[openib-general] posting send requests in RTR

Fri Jul 28 11:40:55 PDT 2006

Rimmer, Todd wrote:
>> From: Caitlin Bestler [mailto:caitlinb at broadcom.com]
>> 
>> That assumes that there is any valid reason for an application to
>> post send requests before the connection is established. While there
>> is clearly a need to post receive work requests before the
>> connection is established I cannot think of any reason why an
>> application needs to pre-prime the send queue. 
>> 
>> Putting unneeded complexity in the definition of a hardware service
>> just invites more hardware dependencies and eventual hardware
>> specific bugs that will complicate life for application developers.
>> "Don't post until the connection is established" is very simple for
>> *both* the application and the verbs provider.
> 
> Here is a real world example and how we uncovered this issue:
> Native IB storage SRP Targets.
> 
> SRP Targets implement the passive side, after processing the
> REQ, they send a REP.  However the target QP is in RTR.
> 
> The Srp client gets the REP, sends the RTU and announces to
> the OS that a device is available.  The OS immediately begins issuing
> SCSI commands. 
> 
> The target receives the SCSI commands (such as Test Unit Ready or
> Inquiry) and wants to act on them immediately.  However if
> the command has passed the RTU or the RTU is lost, the target
> is still in RTR.  If the command was very simple, the target
> may want to answer the query immediately by posting a send
> with the response.  If the RTU is totally lost and async
> event processing is delayed, the target may even be able to
> do some processing and still not have the QP in RTS when it
> has its response ready.
> 
> While its possible to build an additional queuing point above
> the send Q, such queuing points tend to impact performance
> and latency for high performance protocols.
> 
> While this example was for SRP, its not unique to SRP.  Most
> protocols (such as SRP and SDP) include a set of
> initialization or capability query messages which the client
> may issue to the target immediately after the client believes
> it has a connection.  Many of those initialization messages
> are the types of things which the target can answer
> immediately and may even choose to do so in its completion handler.
> 

When the QP is ready to accept postings to the Send Queue it should
report Connection Established to the Consumer. Before it has reported
that, any attempt by the Consumer to post should return an error.
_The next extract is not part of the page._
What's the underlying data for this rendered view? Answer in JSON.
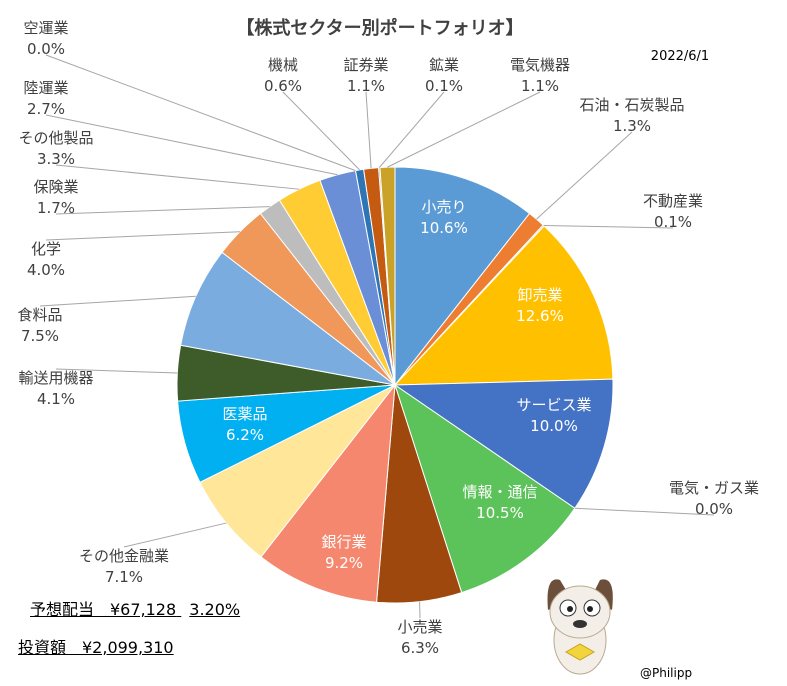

The problem here is that you are informing the Consumer that the
connection is established before you are informing the QP itself.

Well effectively you are, because the application naturally assumes
that the RDMA device cannot successfully complete a receive work
request until after the connection is established. And in fact
that assumption is correct.

I'm not concerned with how IB drivers resolve this issue, what I
am concerned is that this fix does not create any sort of expectation
that the RDMA Device MUST accept and queue "early" send requests.